From the open spaces of our nature reserves to the corridors of government, we work nationally and internationally to raise their profile, celebrate their beauty, and to protect their future.
The future of wild flowers isn't cut and dried. Join us.
Creating a wildflower garden
Want to grow your own shady characters and cornfield jewels? We’ll show you how, says Plantlife’s Botanical Specialist, Trevor Dines
One of the greatest pleasures in gardening is trying to decide what to grow – there are, after all, over 75,000 plants available. In the face of this global cornucopia, you might imagine that our own native flora would get shouldered aside. On the contrary, native flowers can take centre stage in the garden. In fact, our stunning flora can be woven into the tapestry of all garden styles, from informal cottage to stylish and contemporary.
Nearly 300 of our wild flowers can be considered to be ‘garden
worthy’. By that I mean they are attractive, easy to grow, well behaved
and readily available. While my own judgement might be somewhat
subjective – I love tall bog-sedge (Carex magellanica) in my
garden, but appreciate it might not be to everyone’s taste – the Royal
Horticultural Society (RHS) have bestowed their highest accolade, an
Award of Garden Merit, on 257 cultivars of native plants. This includes
20 cultivars of heather and seven of bloody crane’s-bill (Geranium
sanguineum), representing 94 species in all.
Coralroot (Cardamine bulbifera)
© Trevor Dines/Plantlife
Plantlife’s Wildflower Garden website (http://plantlife.love-wildflowers.org.uk/wildflower_garden/) celebrates these wild flowers and helps you make the most of growing them in your own garden. We’ll give advice on cultivation, help you select the best ones to suit your conditions, and bring you regular features, ideas and suggestions on how to make the most of wild flowers in your garden throughout the year.
Betony (Stachys officinalis)
© Andrew Gagg/Plantlife
We’ve also teamed up with John Chambers Wildflower Seed, the largest independent supplier of wild flower seeds in the UK, to bring you a special Plantlife range of flowers and mixtures suitable for every garden situation imaginable. All sorts of wild flowers are available, from betony (Stachys officinalis) to yellow iris (Iris pseudacorus), and an innovative range of seed mixtures, including ‘shady characters’ and ‘cornfield jewels’. A donation of 25p from each packet will come to Plantlife.
The seeds are available to buy from the Plantlife shop at http://shop.plantlife.org.uk/collections/wildflower-seeds
Wildflowers in cultivation © Trevor Dines/Plantlife
Gardeners have a real generosity of spirit.

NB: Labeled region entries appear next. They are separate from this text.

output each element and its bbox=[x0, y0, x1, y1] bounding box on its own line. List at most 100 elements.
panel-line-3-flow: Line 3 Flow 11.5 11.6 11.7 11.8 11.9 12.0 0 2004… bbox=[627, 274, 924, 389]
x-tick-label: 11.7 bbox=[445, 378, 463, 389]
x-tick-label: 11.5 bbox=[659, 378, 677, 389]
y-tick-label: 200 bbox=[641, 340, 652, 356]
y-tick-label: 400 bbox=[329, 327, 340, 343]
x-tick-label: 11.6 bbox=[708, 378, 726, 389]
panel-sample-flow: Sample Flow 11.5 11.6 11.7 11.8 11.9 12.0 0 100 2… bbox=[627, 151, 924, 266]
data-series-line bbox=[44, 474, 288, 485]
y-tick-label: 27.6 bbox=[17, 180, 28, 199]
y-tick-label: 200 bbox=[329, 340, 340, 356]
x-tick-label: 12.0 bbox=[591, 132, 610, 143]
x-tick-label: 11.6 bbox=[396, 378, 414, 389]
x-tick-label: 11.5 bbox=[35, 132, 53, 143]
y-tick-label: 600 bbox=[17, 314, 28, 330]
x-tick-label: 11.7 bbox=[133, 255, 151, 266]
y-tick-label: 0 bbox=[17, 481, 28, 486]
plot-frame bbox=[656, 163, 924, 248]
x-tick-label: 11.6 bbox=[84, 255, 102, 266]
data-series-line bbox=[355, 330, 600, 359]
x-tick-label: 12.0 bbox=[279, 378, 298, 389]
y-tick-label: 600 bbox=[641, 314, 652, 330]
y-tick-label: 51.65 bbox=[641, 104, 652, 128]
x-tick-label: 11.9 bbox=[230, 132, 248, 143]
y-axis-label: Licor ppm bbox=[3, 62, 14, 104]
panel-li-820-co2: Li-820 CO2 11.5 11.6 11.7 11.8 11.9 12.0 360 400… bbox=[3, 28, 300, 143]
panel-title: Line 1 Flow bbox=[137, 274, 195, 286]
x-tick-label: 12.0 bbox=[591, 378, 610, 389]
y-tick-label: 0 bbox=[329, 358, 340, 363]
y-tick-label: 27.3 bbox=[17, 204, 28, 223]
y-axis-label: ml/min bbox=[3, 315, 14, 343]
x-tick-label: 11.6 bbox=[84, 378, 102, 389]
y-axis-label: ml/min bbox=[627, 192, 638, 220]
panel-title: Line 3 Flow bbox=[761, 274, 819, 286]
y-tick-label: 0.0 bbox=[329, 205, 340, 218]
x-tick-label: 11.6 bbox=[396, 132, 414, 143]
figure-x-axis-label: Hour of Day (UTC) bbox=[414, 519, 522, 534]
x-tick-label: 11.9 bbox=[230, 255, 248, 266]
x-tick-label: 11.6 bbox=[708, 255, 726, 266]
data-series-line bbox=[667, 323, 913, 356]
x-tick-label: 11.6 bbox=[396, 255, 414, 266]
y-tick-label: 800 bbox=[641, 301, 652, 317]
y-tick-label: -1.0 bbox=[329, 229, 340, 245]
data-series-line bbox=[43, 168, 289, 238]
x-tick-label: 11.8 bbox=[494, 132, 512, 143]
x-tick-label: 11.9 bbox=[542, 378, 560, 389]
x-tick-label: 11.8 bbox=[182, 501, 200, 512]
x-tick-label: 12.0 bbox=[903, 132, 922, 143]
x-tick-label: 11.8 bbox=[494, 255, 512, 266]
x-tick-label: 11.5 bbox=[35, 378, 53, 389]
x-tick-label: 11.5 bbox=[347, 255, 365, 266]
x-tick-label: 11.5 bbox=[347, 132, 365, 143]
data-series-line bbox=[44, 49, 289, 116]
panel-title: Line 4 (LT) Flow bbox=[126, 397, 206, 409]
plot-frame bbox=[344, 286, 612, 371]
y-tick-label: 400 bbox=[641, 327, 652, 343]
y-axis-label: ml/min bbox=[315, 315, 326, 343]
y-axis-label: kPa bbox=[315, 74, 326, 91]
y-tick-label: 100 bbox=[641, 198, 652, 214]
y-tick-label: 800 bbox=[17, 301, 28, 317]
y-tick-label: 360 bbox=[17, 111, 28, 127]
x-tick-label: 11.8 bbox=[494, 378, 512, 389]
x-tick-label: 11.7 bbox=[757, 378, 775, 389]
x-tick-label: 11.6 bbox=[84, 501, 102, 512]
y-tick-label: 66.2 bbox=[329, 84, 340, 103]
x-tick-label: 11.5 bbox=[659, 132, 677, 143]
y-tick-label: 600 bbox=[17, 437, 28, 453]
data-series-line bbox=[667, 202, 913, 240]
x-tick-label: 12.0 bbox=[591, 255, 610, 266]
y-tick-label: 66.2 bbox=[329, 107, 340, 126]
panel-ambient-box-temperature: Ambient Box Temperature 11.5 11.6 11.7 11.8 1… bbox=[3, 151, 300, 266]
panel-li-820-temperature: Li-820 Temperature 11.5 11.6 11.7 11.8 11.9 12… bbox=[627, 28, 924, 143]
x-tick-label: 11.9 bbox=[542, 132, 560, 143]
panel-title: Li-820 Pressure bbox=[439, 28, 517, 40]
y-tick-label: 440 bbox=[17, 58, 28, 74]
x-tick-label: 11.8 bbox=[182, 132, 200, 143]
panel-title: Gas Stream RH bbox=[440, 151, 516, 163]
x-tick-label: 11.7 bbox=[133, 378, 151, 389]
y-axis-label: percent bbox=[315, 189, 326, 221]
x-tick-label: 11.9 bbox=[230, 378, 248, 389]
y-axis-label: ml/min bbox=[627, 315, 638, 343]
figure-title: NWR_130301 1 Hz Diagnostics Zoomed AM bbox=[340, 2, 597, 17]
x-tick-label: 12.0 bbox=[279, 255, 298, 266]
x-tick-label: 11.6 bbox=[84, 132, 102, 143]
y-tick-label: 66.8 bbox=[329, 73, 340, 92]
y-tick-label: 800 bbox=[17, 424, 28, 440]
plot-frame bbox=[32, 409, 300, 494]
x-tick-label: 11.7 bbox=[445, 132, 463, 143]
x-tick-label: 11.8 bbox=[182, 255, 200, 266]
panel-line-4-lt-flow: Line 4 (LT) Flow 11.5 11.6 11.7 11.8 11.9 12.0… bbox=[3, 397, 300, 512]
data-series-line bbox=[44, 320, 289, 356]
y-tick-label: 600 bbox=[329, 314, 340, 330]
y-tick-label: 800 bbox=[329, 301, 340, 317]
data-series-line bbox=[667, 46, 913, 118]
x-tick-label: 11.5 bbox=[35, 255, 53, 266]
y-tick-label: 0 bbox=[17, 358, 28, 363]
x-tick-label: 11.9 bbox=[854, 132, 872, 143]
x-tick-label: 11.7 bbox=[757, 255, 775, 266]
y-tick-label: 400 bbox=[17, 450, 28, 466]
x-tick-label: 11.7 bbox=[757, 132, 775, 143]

For many of us, the plants we grow have come from family and friends – a cutting, some seed or a bit of root given for free. Over time, these plants become connections to memories of people, places and events that shape our lives. In my own garden, the everlasting pea (Lathyrus grandiflorus) was given to me by my late grandfather, the honeysuckle (Lonicera periclymenum) is a cutting from my mother’s plant, which in turn came from Uncle Bill in Suffolk (he apparently found it in a local hedgerow).
Some of the things that we cherish the most, including plants, plant names and plant folklore, are passed down through the generations. We want to encourage this giving of plants and celebrate the heritage of our wild flowers in gardens.
#PledgeAPlant is a commitment to give a cutting, division or seed of a plant from your own garden to someone else. It may be a niece, mother, son or friend, anyone that you think will love receiving a plant from you.
Some seed, such as Welsh poppy (Meconopsis cambrica), foxglove (Digitalis purpurea) or columbine (Aquilegia vulgaris), in a little hand-made packet.
A division of your favourite perennial, maybe water avens (Geum rivale), celandine (Ranunculus ficaria) or chamomile (Chamaemelum nobile).
Some bulbs of snake’s-head fritillary (Fritillaria meleagris), bluebell (Hyacinthoides non-scripta) or ramsons (Allium ursinum) in an attractive pot.